This is about the great city of Baghdad: 

“The Abbasid caliph al-Mansur had traced out in cinders on bare earth the outline of what he ordained to be the intellectual, spiritual and commercial capital of the world. 

Purpose-built with the most sophisticated and dazzling urban design by an army of 100,000 architects, surveyors, engineers, carpenters, blacksmiths and labourers, the city was complete a mere four years after al-Mansur had founded it in 762. Within a few decades its population breached the million-person mark and at its zenith perhaps had as many as 2 million.

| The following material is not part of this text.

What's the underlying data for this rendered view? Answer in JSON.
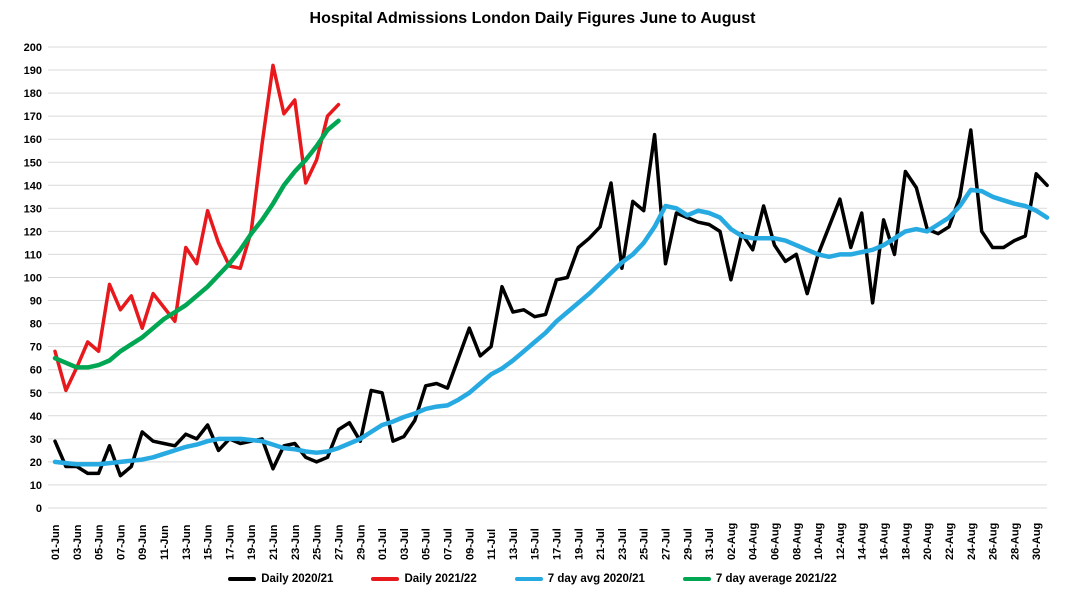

An admirer of Euclid, the Abbasid caliph al-Mansur decreed that his city be perfectly round. The circumference of the massive wall was pierced by four equidistant gates. Four perfectly straight roads led from these gigantic gates to the centre, a circular city within the circular city. The people of Baghdad could see the enormous green dome of the imperial palace and the Great Mosque within this round precinct.”

The real city, the city where people lived and worked, sprawled outside the walls of the circular metropolis. Baghdad was a city of many cities. Al-Mansur’s master urban planners placed four large districts outside the Round City, densely populated quarters with avenues, streets, apartment blocks, shops, mosques, gardens, hippodromes, bathhouses and souks.

‘Everything produced from the earth is available there,’ wrote Du Huan, a Chinese prisoner. ‘Carts carrying countless goods to markets, where everything is available and cheap. Brocade, embroidered silks, pearls and other gems are displayed all over markets and street shops.’ A writer describing the city in its prime recorded that ‘Here every merchant, and each merchandise, had an appointed street: and there were rows of shops, and of booths, and of courts, in each of those streets.’ 

The markets contained the wealth of the world: earthenware and porcelain from China; silks, carpets and fabrics from central Asia; plums from Shiraz; quinces from Jerusalem; Syrian figs; Egyptian pastries; Indian pepper and cardamom; east Asian spices. There were streets and souks reserved for livestock, horses, slaves, precious metals and stones, jewellery, carpets, carpentry, hardware, fish, bread, puddings, cheeses, sweetmeats, soaps and detergents, herbs and spices, and just about everything, in its allotted space, that the heart could desire. Watermelons for instance, packed in snow to keep them fresh, were express-couriered from Bukhara.”